The pair continued to expand their business activities, including investing in some of the area mining ventures. In 1879 they bought several individual homesteads from area farmers and ranchers, combining them to create the SB (Star and Bullock) Ranch in nearby Belle Fourche. Primarily run by Bullock, an avid horseman, the SB ranch engaged in the livestock business, as well as horse breeding, and the first crop of alfalfa planted in the Dakota Territory. In 1880, they formed the Deadwood Flouring Mill Company with Harris Franklin, and Startook on the role of its manager.
Star was just one of many Jews in Deadwood, though the town had no official synagogue or Rabbi. However, a lay leader named Nathan Colman conducted Jewish services for the community in various locations, for which Star was an avid participant. Interestingly, about one-third of all of Deadwood’s early businesses were owned or occupied by Jewish merchants.

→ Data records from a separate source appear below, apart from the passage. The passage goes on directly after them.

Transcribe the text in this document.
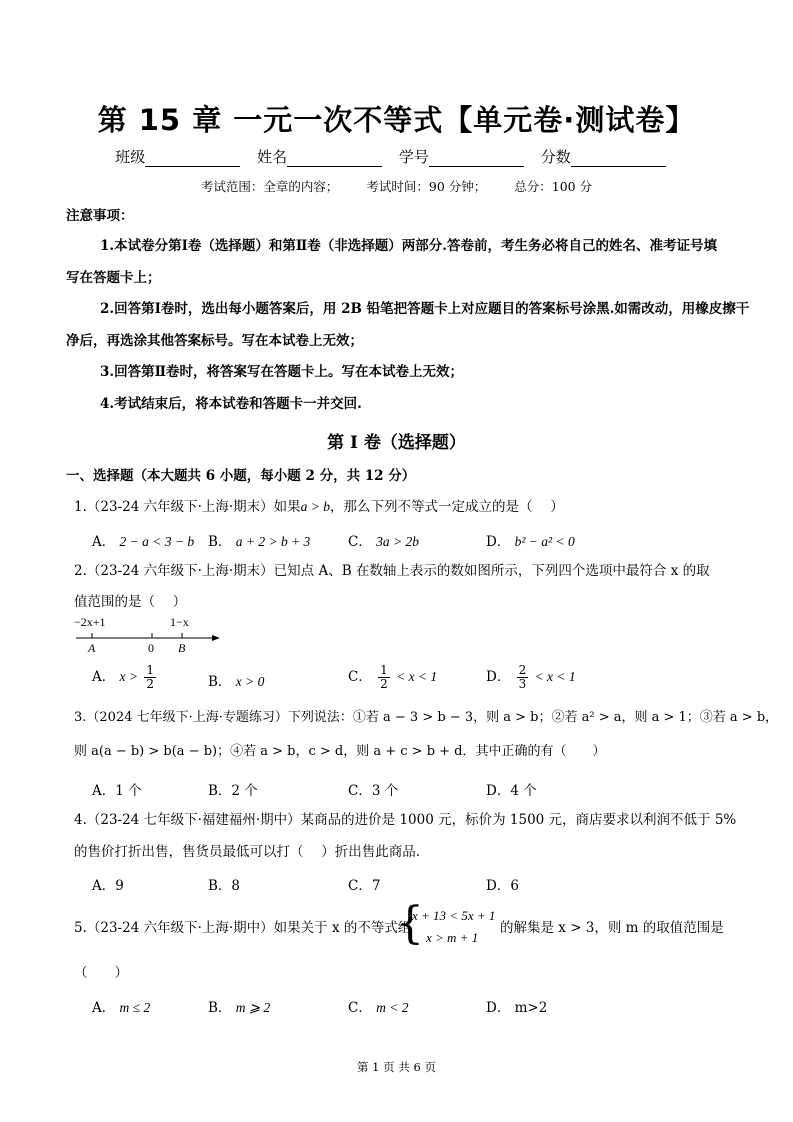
第 15 章 一元一次不等式【单元卷·测试卷】
班级	姓名	学号	分数
考试范围：全章的内容； 考试时间：90 分钟； 总分：100 分
注意事项：
1.本试卷分第Ⅰ卷（选择题）和第Ⅱ卷（非选择题）两部分.答卷前，考生务必将自己的姓名、准考证号填
写在答题卡上；
2.回答第Ⅰ卷时，选出每小题答案后，用 2B 铅笔把答题卡上对应题目的答案标号涂黑.如需改动，用橡皮擦干
净后，再选涂其他答案标号。写在本试卷上无效；
3.回答第Ⅱ卷时，将答案写在答题卡上。写在本试卷上无效；
4.考试结束后，将本试卷和答题卡一并交回.
第 I 卷（选择题）
一、选择题（本大题共 6 小题，每小题 2 分，共 12 分）
1.（23-24 六年级下·上海·期末）如果a > b，那么下列不等式一定成立的是（　 ）
A． 2 − a < 3 − b B． a + 2 > b + 3	C． 3a > 2b	D． b² − a² < 0
2.（23-24 六年级下·上海·期末）已知点 A、B 在数轴上表示的数如图所示，下列四个选项中最符合 x 的取
值范围的是（　 ）
−2x+1	1−x
A	0 B
A． $x > \frac{1}{2}$	B． x > 0	C． $\frac{1}{2} < x < 1$	D． $\frac{2}{3} < x < 1$
3.（2024 七年级下·上海·专题练习）下列说法：①若 a − 3 > b − 3，则 a > b；②若 a² > a，则 a > 1；③若 a > b，
则 a(a − b) > b(a − b)；④若 a > b，c > d，则 a + c > b + d．其中正确的有（　　）
A．1 个	B．2 个	C．3 个	D．4 个
4.（23-24 七年级下·福建福州·期中）某商品的进价是 1000 元，标价为 1500 元，商店要求以利润不低于 5%
的售价打折出售，售货员最低可以打（　 ）折出售此商品.
A．9	B．8	C．7	D．6
5.（23-24 六年级下·上海·期中）如果关于 x 的不等式组
{
x + 13 < 5x + 1
x > m + 1
的解集是 x > 3，则 m 的取值范围是
（　　）
A． m ≤ 2	B． m ⩾ 2	C． m < 2	D． m>2
第 1 页 共 6 页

Continuing with his political ambitions, Star was elected Mayor of Deadwood in 1884, a position he held until 1893.
During this time, when the territory was actively pushing for statehood in 1889, he became a member of the State Assembly and was chosen as the president of the first Republican state convention held in South Dakota to nominate its state officers. In 1893, he was elected as a state Senator. After his two year term he was again elected as Deadwood’s Mayor in 1896.
In 1899, he was elected as the Clerk of the Court for Lawrence County, a position that he held until his death in 1917.

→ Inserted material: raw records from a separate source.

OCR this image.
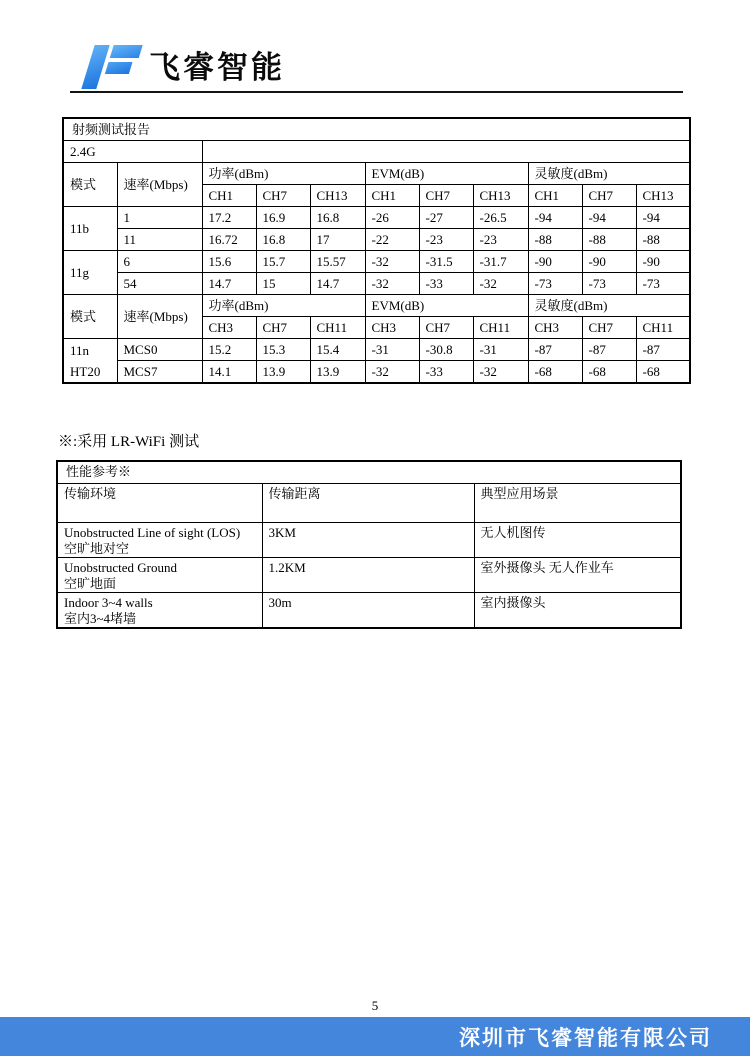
飞睿智能
射频测试报告										
2.4G										
模式	速率(Mbps)	功率(dBm)			EVM(dB)			灵敏度(dBm)		
		CH1	CH7	CH13	CH1	CH7	CH13	CH1	CH7	CH13
11b	1	17.2	16.9	16.8	-26	-27	-26.5	-94	-94	-94
	11	16.72	16.8	17	-22	-23	-23	-88	-88	-88
11g	6	15.6	15.7	15.57	-32	-31.5	-31.7	-90	-90	-90
	54	14.7	15	14.7	-32	-33	-32	-73	-73	-73
模式	速率(Mbps)	功率(dBm)			EVM(dB)			灵敏度(dBm)		
		CH3	CH7	CH11	CH3	CH7	CH11	CH3	CH7	CH11

11n
HT20	MCS0	15.2	15.3	15.4	-31	-30.8	-31	-87	-87	-87
	MCS7	14.1	13.9	13.9	-32	-33	-32	-68	-68	-68
※:采用 LR-WiFi 测试
性能参考※		
传输环境	传输距离	典型应用场景

Unobstructed Line of sight (LOS)
空旷地对空	3KM	无人机图传

Unobstructed Ground
空旷地面	1.2KM	室外摄像头 无人作业车

Indoor 3~4 walls
室内3~4堵墙	30m	室内摄像头
5
深圳市飞睿智能有限公司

A 1901 publication, The Great Northwest and its Men of Progress, described Sol Star thusly:
Some men have a genius for popularity. With no effort on their part they become a sort of social or political center from which there seems to radiate an aroma of good fellowship, permeating the entire community. Frank and generous; genial in disposition; every ready with a helping hand for a fellow in distress; jovial and social, yet, in serious matters keen and penetrating; sound in judgment; full of resources in emergency; energy unbounded, and a public spirit ready for war in the interests of his town, country, or state. These are some of the characteristics of a naturally popular man.

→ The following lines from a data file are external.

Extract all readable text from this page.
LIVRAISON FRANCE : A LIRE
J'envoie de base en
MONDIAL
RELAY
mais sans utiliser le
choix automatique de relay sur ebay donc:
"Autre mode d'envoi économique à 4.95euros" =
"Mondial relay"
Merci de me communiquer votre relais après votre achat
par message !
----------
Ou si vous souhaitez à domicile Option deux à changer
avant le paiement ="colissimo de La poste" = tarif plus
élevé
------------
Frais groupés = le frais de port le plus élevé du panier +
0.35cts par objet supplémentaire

The combination is not common, it is true, but it exists now and then, as if to demonstrate the possibilities of human nature. Solomon Star, of Deadwood, S.D., comes very near to this ideal, if his fellow-citizens who know him best are fair in their estimate of him.
From the very outset, with no public desire on his part, he became a leader. No public gathering was complete without his presence; no enterprise began without his active influence; no delegation left the “Hills” to a convention but Sol. Star was the animating spirit and “set the pace.” Without assuming superior wisdom or ability, he was spontaneously accorded a leadership, if not even a guiding hand. He never sought to use his popularity for his personal advantage, but for his friends he was a great power.
His peculiar influence in the Black Hills spread his name throughout the territory of Dakota , from Bismark to Yankton.”
Although some said that Star made at least one trip back East in search of a wife, he never married, and lived alone at his ranch until his death on October 10, 1917.
His funeral was reportedly the largest and most extravagant ever held in Deadwood, some saying suitable for a President. Star’s body was transported to St. Louis, Missouri where he was laid to rest in New Mount Sinai Cemetery.